Campus Corner

Realignment tremors shouldn't impact Big 12

Updated: 2012-11-19T01:16:41Z

By BLAIR KERKHOFF

The Kansas City Star

We almost got through a football season without realignment talk, and the reports were stunning.

Maryland is in serious discussion to join the Big Ten. And Rutgers would not be far behind as the 14th team.

Nobody from the Big Ten was talking, but when Commissioner Jim Delany spoke about league membership earlier this year, his line was, “We are very pleased with both our current conference membership and our conference structure.”

Perhaps much as changed since September.

The only way this makes sense is the need for the Big Ten Network to add value by landing schools in major media markets of Washington-Baltimore and New York, but would either school deliver the market?

There would be other complications, starting with a $50 million exit fee for Maryland to leave the ACC, and Rutgers could be on the hook for as much as $20 million if it departed the Big East early.

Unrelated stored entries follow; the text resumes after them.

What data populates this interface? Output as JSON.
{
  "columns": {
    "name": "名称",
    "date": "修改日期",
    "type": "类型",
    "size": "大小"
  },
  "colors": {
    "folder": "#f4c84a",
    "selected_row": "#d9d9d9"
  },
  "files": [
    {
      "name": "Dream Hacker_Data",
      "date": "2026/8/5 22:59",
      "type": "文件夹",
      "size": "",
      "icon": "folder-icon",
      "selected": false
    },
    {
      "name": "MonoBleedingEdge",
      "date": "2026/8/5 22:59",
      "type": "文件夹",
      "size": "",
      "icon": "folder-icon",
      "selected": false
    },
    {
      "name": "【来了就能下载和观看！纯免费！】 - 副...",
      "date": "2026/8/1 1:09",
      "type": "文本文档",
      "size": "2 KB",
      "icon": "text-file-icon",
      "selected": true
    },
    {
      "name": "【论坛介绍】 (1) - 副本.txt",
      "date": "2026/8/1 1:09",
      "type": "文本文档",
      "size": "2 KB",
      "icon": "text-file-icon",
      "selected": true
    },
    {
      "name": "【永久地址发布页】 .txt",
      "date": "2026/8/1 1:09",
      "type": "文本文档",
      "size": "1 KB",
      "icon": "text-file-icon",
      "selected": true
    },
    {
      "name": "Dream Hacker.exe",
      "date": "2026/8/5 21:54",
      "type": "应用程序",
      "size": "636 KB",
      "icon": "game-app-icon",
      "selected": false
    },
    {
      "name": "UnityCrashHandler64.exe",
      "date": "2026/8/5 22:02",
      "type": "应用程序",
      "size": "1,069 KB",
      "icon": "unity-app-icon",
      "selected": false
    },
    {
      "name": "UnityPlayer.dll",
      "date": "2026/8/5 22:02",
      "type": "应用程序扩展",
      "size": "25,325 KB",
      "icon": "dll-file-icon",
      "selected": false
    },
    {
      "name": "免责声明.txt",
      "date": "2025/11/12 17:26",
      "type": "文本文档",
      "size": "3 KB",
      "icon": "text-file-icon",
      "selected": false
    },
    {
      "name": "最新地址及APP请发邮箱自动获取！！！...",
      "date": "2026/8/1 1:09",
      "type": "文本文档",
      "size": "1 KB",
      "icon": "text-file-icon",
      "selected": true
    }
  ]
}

If this comes off, the impact on the college sports landscape might have conference commissioners thinking realignment offense at a time when they’ve been preoccupied with shaping postseason future.

I can’t see a Maryland and Rutgers move forcing the Big 12’s hand. The conference is happy with its 10-team alignment, competitively and financially with some $20 million coming to each school annually from new first- and second-tier TV deals.

If it prompts Florida State or Clemson or others to become proactive, the Big 12 would listen. But a 14-team Big Ten wouldn’t impact the Big 12.